There is one thing you should always keep in mind about mathematics: Proofs are seldom written down in the same way as they actually were developed. In the beginning you know roughly where to start (many of the conditions for a theorem actually are just put there when you see that you need them in the proof) and you know where you want to end up. From this you usually work in all directions forwards and backwards, sometimes establishing some points in the middle or splitting the result in smaller parts you think are easier, slowly closing the gaps. Then, when you are finished you have something that is rather unreadable, so you put it in the right order, remove some of the rubbish parts you never needed and try to write it down precisely.

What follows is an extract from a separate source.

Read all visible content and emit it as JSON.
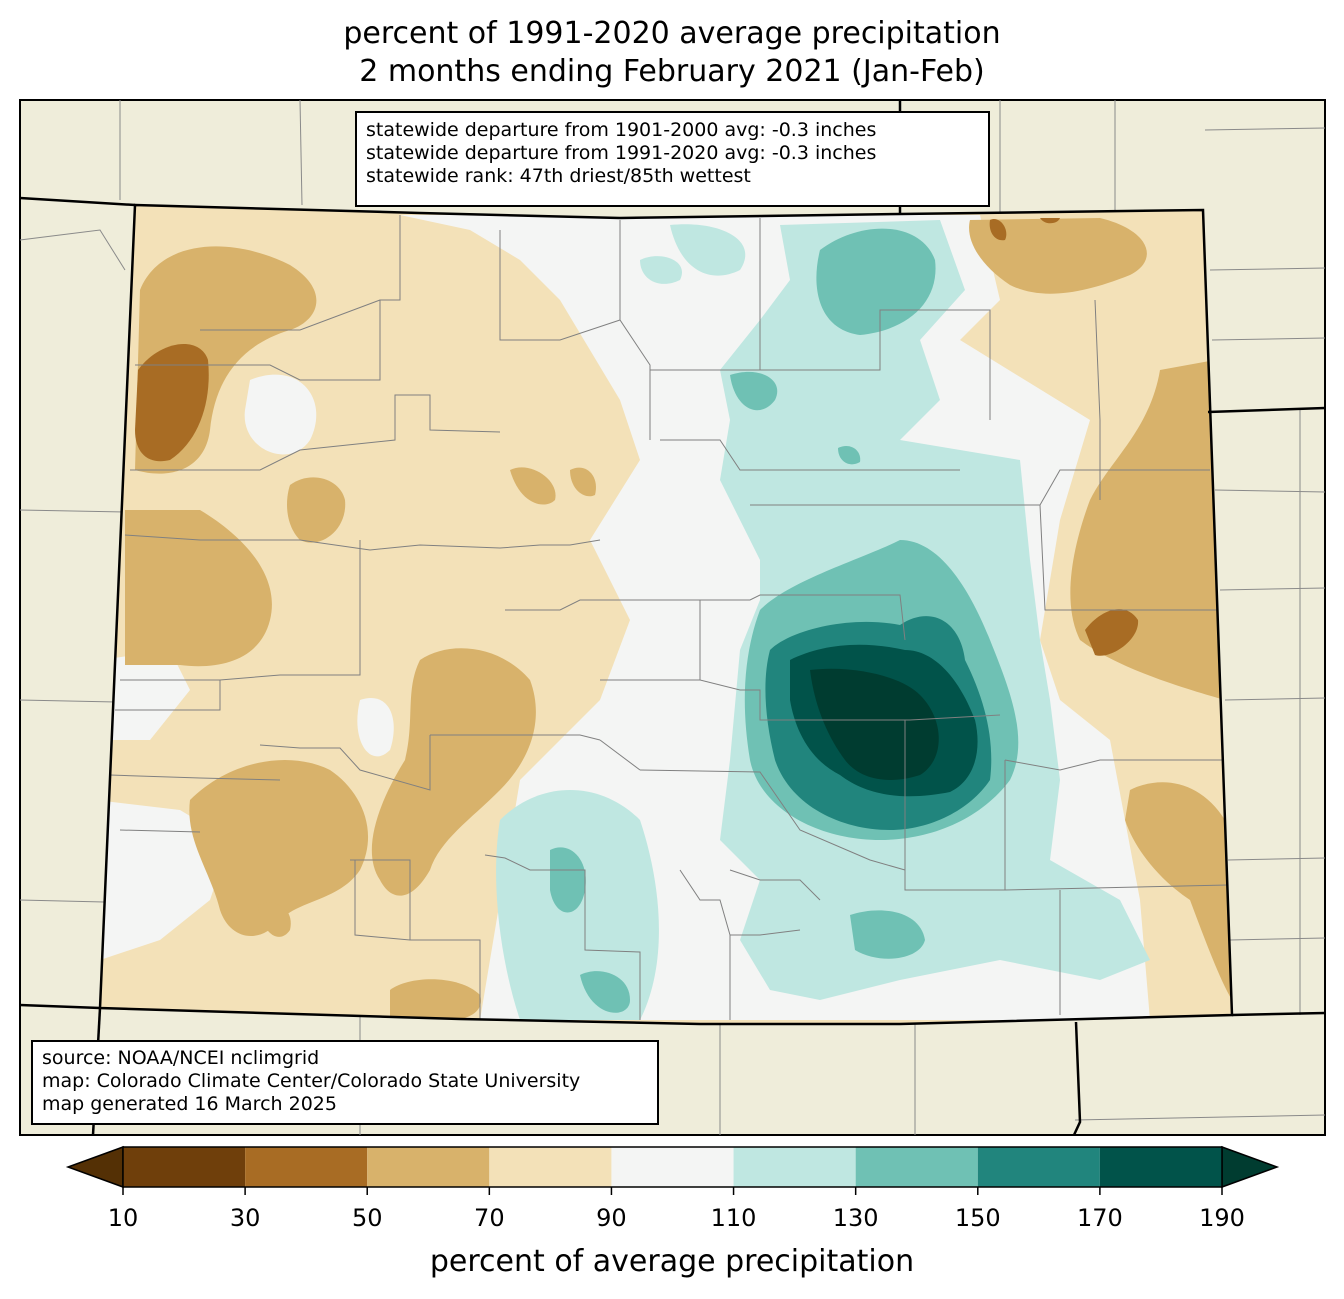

Many mathematicians are able to write down smaller proofs they just thought of in the correct order directly, but they will just have done the same back and forth in their mind, at least that's how I usually do this. However note, that there is no magic proof strategy that will always give you a result, just a bag of tricks you know and years of training and the intuition devolped from this training. There may be some savants, who just see the result, but they really are an exception.

Answer 3

This answer is not as elegant as the others, but I am posting this here for myself. This is how you might have solved the question pre-draft if it were on a timed exam. By the Archimedean Property, we may have also first chosen the smallest integer $m$ such that $na \lt m$, and only then justified a choice for $n$ upon examination of the inequality $m \lt na + 1$. That $a \lt b - \frac{1}{n}$ (not "equals to", lest we contradict that $a \lt b$) follows naturally from seeking simple cancellation without regard to a geometric construction like presented in Understanding Analysis, Stephen Abbott, and anyways it is also justified by the Archimedean Property.